CONTRIBUTION OF TRANSPOSABLE ELEMENTS TO GENOMIC NOVELTY: A COMPUTATIONAL APPROACH

Open Access
- Author:
- Gotea, Valer
- Graduate Program:
- Biology
- Degree:
- Doctor of Philosophy
- Document Type:
- Dissertation
- Date of Defense:
- June 11, 2007
- Committee Members:
- Wojciech Makalowski, Committee Chair/Co-Chair
Stephen Wade Schaeffer, Committee Member
Kateryna Dmytrivna Makova, Committee Member
Piotr Berman, Committee Member - Keywords:
- transposable elements
exaptation
proteome
Alu elements
transcription factor binding sites
ScrapYard database - Abstract:
- Transposable elements (TEs) are DNA entities that have the ability to move and multiply within genomes, and thus have the ability to influence their function and evolution. Their impact on the genomes of different species varies greatly, yet they made an important contribution to eukaryotic genomes, including on those of vertebrate and mammalian species. Almost half of the human genome itself originated from various TEs, few of them still being active. Often times, TEs can disrupt the function of certain genes and generate disease phenotypes, but over long evolutionary times they can also offer evolutionary advantages to their host genome. For example, they can serve as recombination hotspots, they can influence gene regulation, or they can even contribute to the sequence of protein coding genes. Here I made use of multiple computational tools to investigate in more detail a few of these aspects. Starting with a set of well characterized proteins to complement inferences made at the level of transcripts, I investigated the contribution of TEs to protein coding sequences. I show that old TEs can indeed be found in functional proteins, albeit to a lesser extent than previously thought.

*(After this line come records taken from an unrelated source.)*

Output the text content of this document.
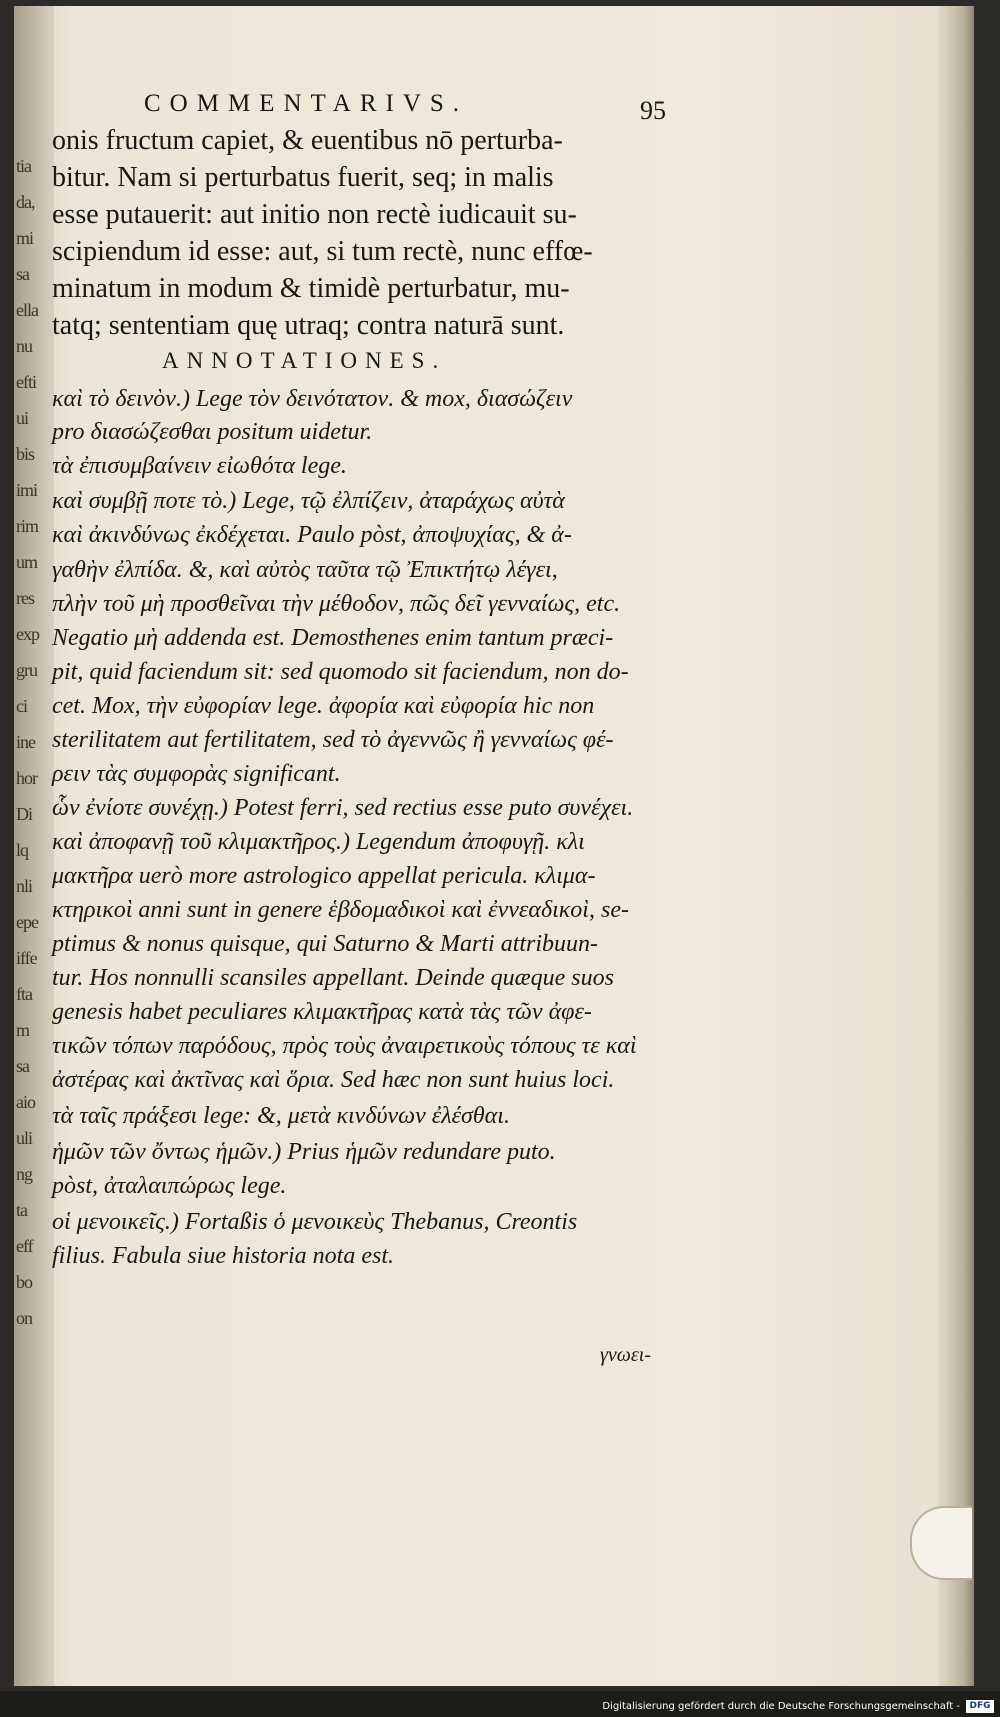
COMMENTARIVS.	95
onis fructum capiet, & euentibus nō perturba-
bitur. Nam si perturbatus fuerit, seq; in malis
esse putauerit: aut initio non rectè iudicauit su-
scipiendum id esse: aut, si tum rectè, nunc effœ-
minatum in modum & timidè perturbatur, mu-
tatq; sententiam quę utraq; contra naturā sunt.
ANNOTATIONES.
καὶ τὸ δεινὸν.) Lege τὸν δεινότατον. & mox, διασώζειν
pro διασώζεσθαι positum uidetur.
τὰ ἐπισυμβαίνειν εἰωθότα lege.
καὶ συμβῇ ποτε τὸ.) Lege, τῷ ἐλπίζειν, ἀταράχως αὐτὰ
καὶ ἀκινδύνως ἐκδέχεται. Paulo pòst, ἀποψυχίας, & ἀ-
γαθὴν ἐλπίδα. &, καὶ αὐτὸς ταῦτα τῷ Ἐπικτήτῳ λέγει,
πλὴν τοῦ μὴ προσθεῖναι τὴν μέθοδον, πῶς δεῖ γενναίως, etc.
Negatio μὴ addenda est. Demosthenes enim tantum præci-
pit, quid faciendum sit: sed quomodo sit faciendum, non do-
cet. Mox, τὴν εὐφορίαν lege. ἀφορία καὶ εὐφορία hic non
sterilitatem aut fertilitatem, sed τὸ ἀγεννῶς ἢ γενναίως φέ-
ρειν τὰς συμφορὰς significant.
ὧν ἐνίοτε συνέχῃ.) Potest ferri, sed rectius esse puto συνέχει.
καὶ ἀποφανῇ τοῦ κλιμακτῆρος.) Legendum ἀποφυγῇ. κλι
μακτῆρα uerò more astrologico appellat pericula. κλιμα-
κτηρικοὶ anni sunt in genere ἑβδομαδικοὶ καὶ ἐννεαδικοὶ, se-
ptimus & nonus quisque, qui Saturno & Marti attribuun-
tur. Hos nonnulli scansiles appellant. Deinde quæque suos
genesis habet peculiares κλιμακτῆρας κατὰ τὰς τῶν ἀφε-
τικῶν τόπων παρόδους, πρὸς τοὺς ἀναιρετικοὺς τόπους τε καὶ
ἀστέρας καὶ ἀκτῖνας καὶ ὅρια. Sed hæc non sunt huius loci.
τὰ ταῖς πράξεσι lege: &, μετὰ κινδύνων ἐλέσθαι.
ἡμῶν τῶν ὄντως ἡμῶν.) Prius ἡμῶν redundare puto.
pòst, ἀταλαιπώρως lege.
οἱ μενοικεῖς.) Fortaßis ὁ μενοικεὺς Thebanus, Creontis
filius. Fabula siue historia nota est.
γνωει-
tia
da,
mi
sa
ella
nu
efti
ui
bis
imi
rim
um
res
exp
gru
ci
ine
hor
Di
lq
nli
epe
iffe
fta
m
sa
aio
uli
ng
ta
eff
bo
on
Digitalisierung gefördert durch die Deutsche Forschungsgemeinschaft -	DFG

I also investigated the protein coding potential of Alu elements, which are found in the alternatively spliced forms of many genes. No strong evidence could be found to support this hypothesis, but novel ways in which Alu elements can contribute to the human proteome are proposed. Complementing their protein coding potential, TEs were also shown to have a big potential to influence cis regulation of genes due to the composition of their sequence. This appears to be one important factor that determines their fate after insertion at new loci. A database, called the ScrapYard database (SYDB), was ultimately created to provide an efficient tool in addressing various questions related to the presence of TE sequences in vertebrate transcripts. At the present time, when genomic and genetic data are generated at increased rates, important advancements in biological knowledge can only be made with the help of computational tools. This work provides an example of how computational biology can advance biological knowledge, by exploring current hypotheses and testing them with available data, and at the same time, proposing new ones that can be further tested experimentally.